To work with or to view? Work with, it has to be metal working, something with my hands, like more intense industrial jewelry design, which I haven’t done in a long time. But I think to view… To collect and to purchase it has to be photography. To view in a gallery or in a museum setting, I got to think about that one. It’s kind of like asking what’s your favorite color. You like them all for different reasons, right? I can’t answer that I like them all. Actually that’s a lie, I like installations. Installations have to be my favorite because there’s so much involvement and the viewer is within the piece, right. It’s all about the viewer’s experience.

What are you afraid of for the world?

Oh man… For the world. Maybe the zombie apocalypse. But in all reality, running out of our resources. And how we collectively can come together as a world, as an international community, because I feel that we all have our own thoughts separately, but we need to come together for humanity. With the way things are going now I don’t think it’s possible but you know, communities have been developing over centuries, forever, and so I think the idea of community is growing in terms of numbers now and I don’t think we’re at that point yet but I hope we get there soon. I think it’s possible, just not for a while.

What is something you still struggle with?

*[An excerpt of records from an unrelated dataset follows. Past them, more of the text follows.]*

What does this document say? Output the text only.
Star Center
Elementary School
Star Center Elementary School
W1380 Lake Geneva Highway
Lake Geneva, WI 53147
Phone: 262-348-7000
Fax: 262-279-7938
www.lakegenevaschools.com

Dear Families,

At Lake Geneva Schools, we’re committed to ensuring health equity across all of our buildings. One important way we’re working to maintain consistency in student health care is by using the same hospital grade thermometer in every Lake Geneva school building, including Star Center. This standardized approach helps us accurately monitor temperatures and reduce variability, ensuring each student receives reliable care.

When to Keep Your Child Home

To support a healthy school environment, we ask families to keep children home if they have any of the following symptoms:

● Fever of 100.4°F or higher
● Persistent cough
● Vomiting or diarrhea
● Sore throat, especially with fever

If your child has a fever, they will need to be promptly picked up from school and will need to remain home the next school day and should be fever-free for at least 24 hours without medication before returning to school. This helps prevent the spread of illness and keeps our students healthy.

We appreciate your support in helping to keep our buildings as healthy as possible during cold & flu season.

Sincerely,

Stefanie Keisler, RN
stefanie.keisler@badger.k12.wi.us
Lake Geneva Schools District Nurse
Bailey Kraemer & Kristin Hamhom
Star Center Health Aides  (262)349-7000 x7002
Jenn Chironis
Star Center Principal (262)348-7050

Vulnerability. Which is why I’m doing this. Seriously ::laughs::. I read about you guys in a thing by We The People, somebody posted about The Bathtub Project and I was like, “Cool! I like this idea!” And so the idea of being vulnerable, there’s a stigma of weakness involved. But in a lot of ways you’re a lot stronger for being vulnerable and being openly vulnerable. I’ve been coming to terms with that in the last year or two and that’s why… Vulnerability! That’s why I’m doing this.

What do you think of relationships? Platonic, sexual and otherwise.

Let’s see… Relationships. I think they’re very important and integral to human development and to human happiness. I think if you’re alone, even if you’re isolated, everyone needs some relationship in some compactly. I very much value my platonic relationships, my friendships. That’s something that this last year, I spent a lot of time this last year or two of musing on my relationships with men in a romantic setting, but your friends… They don’t owe you anything. You’re not having sex, most times, with your friends right? So a friendship is the purest form of a relationship in some ways and if you can accept each other for exactly who you are and love each other for who you are in a friendship, that is the highest, purest form of relationship that I think there is out there. At the same time, this other level though, being in a romantic relationship you have the benefit of this other person sticking by your side who wants to be with you and you have that sexual component which is always fun. So… Those are my thoughts on relationships.